I just watched the teen movie "Easy A" starring Emma Stone who also played in the comedy classic "Superbad". The story is a spin on the timeless classic "The Scarlet Letter" where a young lady was chastised for losing her virginity, becoming pregnant, and forced to wear an "A" for "adulterer" stitched to her cllothing. Instead, the main character, Olive Penderghast (Stone), fakes that she loses her virginity to an older man during the weekend to avoid spending it with her best friend and her "free-spirited" parents. Anyways, they're in the girl's room talking about the fake sexual experience, and one person hears. From there, the entire school knows that Olive has lost her virginity. She then is immediately painted as a skank, especially by the Christian groups. Olive decides to keep the lie going when various guys (gays, foreigners, overweight losers, nerds) approach her with money and gift cards to say that they lost their virginity to her. Her popularity soars, but not in the right way. Basically, Olive embraced the rumors (unlike most teenage girls), and used her virginity as a weapon, rather than a burden. She evens embroiders the letter "A" on all of her clothing. It portrays how even sadder and Hellish it has become to be a teenager in these times.
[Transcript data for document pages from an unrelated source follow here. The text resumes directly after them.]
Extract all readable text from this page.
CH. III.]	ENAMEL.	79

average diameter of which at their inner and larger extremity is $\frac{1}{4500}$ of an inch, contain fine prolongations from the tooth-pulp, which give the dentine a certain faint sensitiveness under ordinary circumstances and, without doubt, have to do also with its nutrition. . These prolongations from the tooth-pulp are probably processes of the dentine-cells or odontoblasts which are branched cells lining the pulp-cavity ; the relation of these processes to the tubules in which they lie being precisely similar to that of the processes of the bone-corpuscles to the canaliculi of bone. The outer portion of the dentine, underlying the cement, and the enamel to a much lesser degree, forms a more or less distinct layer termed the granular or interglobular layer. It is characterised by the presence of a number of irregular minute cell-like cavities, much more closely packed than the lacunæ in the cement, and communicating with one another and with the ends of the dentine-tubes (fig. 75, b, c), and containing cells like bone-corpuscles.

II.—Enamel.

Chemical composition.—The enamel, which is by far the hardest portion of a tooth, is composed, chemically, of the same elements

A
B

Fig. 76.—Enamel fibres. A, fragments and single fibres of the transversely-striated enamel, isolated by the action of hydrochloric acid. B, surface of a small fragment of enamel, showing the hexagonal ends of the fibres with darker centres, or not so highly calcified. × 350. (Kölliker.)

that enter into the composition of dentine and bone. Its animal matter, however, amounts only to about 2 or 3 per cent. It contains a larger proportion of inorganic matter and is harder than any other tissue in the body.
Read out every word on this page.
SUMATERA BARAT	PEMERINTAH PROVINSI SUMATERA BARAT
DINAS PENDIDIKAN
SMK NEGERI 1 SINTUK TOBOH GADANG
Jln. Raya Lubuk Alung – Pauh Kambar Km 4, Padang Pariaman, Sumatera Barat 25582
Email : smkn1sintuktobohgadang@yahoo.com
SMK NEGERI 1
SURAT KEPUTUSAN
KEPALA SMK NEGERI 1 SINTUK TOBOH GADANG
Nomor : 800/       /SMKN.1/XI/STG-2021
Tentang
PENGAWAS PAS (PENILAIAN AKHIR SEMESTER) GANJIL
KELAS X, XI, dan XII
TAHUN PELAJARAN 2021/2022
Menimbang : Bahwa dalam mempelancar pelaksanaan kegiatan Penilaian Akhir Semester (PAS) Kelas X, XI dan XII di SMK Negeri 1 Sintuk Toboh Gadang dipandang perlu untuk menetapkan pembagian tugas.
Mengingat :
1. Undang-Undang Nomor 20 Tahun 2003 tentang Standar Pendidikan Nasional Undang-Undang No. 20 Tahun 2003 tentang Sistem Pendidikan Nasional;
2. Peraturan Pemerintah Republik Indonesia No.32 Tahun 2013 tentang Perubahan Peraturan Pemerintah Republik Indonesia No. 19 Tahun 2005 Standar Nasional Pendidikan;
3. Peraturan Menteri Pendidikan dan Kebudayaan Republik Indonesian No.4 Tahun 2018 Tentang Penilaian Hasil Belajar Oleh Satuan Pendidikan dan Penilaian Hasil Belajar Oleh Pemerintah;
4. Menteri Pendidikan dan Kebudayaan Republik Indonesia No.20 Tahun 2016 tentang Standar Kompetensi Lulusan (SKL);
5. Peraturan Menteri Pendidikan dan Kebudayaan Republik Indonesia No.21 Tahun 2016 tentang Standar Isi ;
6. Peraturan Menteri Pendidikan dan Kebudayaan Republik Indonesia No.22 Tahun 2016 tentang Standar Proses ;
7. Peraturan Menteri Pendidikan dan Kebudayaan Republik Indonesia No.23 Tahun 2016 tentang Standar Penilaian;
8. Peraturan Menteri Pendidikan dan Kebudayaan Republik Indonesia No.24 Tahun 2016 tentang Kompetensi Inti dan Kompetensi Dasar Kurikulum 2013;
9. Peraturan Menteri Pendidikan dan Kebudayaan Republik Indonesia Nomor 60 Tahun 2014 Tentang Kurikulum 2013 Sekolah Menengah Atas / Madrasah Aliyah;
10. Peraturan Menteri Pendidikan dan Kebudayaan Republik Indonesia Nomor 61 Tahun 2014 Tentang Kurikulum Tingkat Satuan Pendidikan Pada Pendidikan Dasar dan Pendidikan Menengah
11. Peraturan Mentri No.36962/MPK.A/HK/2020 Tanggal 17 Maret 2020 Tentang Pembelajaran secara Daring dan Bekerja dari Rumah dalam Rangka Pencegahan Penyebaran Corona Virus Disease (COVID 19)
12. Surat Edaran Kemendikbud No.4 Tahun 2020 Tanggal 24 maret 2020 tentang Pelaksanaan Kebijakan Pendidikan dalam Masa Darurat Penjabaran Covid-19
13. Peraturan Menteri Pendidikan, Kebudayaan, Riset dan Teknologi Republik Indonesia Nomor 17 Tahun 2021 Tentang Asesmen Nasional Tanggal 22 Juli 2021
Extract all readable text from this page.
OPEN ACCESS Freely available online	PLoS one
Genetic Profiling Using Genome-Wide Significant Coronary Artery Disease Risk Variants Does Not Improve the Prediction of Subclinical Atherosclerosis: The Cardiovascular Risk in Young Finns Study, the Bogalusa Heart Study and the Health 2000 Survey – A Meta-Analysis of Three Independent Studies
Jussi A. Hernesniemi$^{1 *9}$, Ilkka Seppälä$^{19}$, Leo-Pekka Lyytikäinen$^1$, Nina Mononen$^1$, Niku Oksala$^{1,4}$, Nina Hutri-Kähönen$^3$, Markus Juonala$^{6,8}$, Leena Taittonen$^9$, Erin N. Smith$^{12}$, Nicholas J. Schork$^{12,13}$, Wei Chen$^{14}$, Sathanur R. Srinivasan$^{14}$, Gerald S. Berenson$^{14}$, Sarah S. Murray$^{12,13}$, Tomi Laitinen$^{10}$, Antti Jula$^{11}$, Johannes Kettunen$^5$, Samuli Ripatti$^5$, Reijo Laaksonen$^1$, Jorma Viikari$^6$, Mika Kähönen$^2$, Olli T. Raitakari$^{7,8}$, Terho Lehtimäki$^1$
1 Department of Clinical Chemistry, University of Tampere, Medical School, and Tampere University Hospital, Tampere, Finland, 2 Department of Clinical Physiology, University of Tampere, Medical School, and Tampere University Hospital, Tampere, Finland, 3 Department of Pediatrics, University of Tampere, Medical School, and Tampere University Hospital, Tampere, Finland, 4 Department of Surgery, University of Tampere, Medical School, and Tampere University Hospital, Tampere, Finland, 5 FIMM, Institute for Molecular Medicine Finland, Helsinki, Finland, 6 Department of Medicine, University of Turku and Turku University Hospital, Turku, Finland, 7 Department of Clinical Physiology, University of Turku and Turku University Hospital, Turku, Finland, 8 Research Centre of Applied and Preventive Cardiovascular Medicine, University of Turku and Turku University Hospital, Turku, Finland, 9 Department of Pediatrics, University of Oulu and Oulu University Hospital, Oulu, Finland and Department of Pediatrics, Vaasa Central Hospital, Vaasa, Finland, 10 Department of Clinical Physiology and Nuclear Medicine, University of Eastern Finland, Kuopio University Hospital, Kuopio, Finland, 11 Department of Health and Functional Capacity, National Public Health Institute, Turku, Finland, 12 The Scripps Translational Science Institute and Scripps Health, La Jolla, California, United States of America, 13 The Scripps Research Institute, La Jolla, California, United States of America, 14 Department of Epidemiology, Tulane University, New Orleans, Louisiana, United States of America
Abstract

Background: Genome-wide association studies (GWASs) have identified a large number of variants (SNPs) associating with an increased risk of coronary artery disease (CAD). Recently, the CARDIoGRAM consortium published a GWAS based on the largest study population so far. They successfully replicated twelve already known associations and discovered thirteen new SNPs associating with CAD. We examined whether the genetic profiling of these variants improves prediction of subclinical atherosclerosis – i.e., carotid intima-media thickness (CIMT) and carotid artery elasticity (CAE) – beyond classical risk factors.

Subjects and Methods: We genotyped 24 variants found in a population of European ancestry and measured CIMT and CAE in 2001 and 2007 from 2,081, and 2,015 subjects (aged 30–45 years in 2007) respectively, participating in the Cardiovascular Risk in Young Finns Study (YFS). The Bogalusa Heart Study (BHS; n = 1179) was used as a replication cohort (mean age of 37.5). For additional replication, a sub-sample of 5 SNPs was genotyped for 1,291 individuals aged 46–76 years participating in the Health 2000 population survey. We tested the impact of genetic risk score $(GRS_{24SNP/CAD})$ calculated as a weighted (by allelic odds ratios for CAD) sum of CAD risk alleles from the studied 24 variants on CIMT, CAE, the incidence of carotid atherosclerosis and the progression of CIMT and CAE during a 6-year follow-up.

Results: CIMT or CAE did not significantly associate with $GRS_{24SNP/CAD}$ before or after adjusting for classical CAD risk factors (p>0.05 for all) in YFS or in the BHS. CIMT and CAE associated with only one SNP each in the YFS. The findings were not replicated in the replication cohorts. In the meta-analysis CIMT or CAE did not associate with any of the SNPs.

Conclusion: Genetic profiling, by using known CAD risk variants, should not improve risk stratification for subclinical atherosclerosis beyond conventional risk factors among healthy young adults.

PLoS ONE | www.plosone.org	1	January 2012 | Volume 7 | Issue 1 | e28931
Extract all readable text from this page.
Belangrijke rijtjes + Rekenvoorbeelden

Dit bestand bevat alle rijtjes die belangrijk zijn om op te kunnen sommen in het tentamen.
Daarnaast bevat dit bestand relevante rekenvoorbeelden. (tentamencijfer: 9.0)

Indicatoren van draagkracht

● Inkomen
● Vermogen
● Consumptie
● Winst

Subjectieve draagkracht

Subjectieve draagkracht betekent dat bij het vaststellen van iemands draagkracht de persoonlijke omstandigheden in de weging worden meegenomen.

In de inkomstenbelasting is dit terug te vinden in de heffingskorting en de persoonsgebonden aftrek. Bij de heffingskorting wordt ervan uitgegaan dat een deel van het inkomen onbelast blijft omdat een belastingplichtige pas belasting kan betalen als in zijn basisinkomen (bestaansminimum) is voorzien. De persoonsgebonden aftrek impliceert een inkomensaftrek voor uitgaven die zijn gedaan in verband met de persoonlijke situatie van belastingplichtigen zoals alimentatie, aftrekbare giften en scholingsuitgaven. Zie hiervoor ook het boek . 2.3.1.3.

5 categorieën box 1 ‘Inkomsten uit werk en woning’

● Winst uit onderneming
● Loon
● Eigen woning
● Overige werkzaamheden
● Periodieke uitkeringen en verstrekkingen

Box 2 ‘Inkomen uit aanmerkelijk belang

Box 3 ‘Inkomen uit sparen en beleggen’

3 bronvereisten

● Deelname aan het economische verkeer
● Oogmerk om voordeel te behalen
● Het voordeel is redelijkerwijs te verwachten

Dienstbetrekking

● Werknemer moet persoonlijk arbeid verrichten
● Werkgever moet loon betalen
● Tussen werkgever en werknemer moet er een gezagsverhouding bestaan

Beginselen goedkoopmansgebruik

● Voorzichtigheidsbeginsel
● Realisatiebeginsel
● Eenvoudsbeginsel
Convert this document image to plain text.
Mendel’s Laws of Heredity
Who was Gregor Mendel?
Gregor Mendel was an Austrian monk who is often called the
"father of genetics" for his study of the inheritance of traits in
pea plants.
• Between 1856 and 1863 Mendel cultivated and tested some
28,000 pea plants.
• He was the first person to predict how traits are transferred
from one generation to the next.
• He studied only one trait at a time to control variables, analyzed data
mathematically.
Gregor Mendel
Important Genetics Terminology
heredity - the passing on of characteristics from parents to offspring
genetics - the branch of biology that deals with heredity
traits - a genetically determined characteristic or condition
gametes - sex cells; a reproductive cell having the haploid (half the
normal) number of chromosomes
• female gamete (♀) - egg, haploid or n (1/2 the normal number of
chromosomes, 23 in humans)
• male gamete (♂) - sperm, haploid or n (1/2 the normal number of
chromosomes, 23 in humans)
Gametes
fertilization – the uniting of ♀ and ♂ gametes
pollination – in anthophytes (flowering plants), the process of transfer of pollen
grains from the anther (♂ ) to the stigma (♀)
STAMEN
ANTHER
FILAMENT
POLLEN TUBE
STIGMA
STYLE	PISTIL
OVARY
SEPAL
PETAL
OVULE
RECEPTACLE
Many folks don't wanna wait until marriage because they either don't plan on being married anytime soon (if at all) or they want to be more experienced sexually once they meet that "one". Another saying I've heard for years is the analogy to buying a car "You don't buy a car without test driving it first". Therefore, that statement alone prompts many people into having pre-marital coitus.
There's another school of thought on this matter, brought forth by one of my long-time classmates and friends who is currently in seminary. He proudly saved his virginity for marriage, and now has a wonderful marriage of 10 years with two wonderful young sons. Here are a couple of links he provided for me, building the case of how saving your virginity actually can make for lower divorce rates, higher satisfaction in their sexual life, and a stronger maritial union. http://www.livescience.com/culture/delay-sex-makes-better-relationships-101228.html and
http://socialpathology.blogspot.com/2010/09/sexual-partner-divorce-risk.html
However, another person brings a rebuttal here, stating that these studies are skewed and biased, and that saving your virginity for marriage doesn't guarantee marital success and bliss. Here are some links he also shared with me http://www.theatlantic.com/magazine/archive/2010/11/lies-damned-lies-and-medical-science/8269/ and http://www.webmd.com/sex-relationships/news/20061220/premarital-sex-the-norm-in-america
Here's my take on the entire topic. Pre-marital sex is indeed wrong according to the Holy Bible and considered fornication. If you're leading a strong Christian life, one should endeavor to hold on to virginity until marriage. Granted, God will still forgive you if you do not. However, that is not a license to be loose with it (or even to lie about losing it like Olive did in "Easy A"). Regardless, don't EVER be pressured into having sex. Everyone peaks at different times in their lives. I would tell anyone (especially the young folks) that sex is much beter and more satisfying when you actually love that person and it's not a random fling. You may end up regretting it if only lust is involved. Even for guys, one night of passion can often be overrated. Also, use, USE, USE protection. And I mean latex condoms. Birth control pills are not 100% effective, so be as safe as can be. Just take your time. It's really not a race to lose the label "virgin". Just be who you are and don't let others define you.
Sex is truly a beautiful thing, one of the single greatest acts of affection you can show towards a person. Virginity is special also. Whatever decision you make in your lives (or have made and continue to make), be responsible and stand by it 100%. There is no turning back that clock.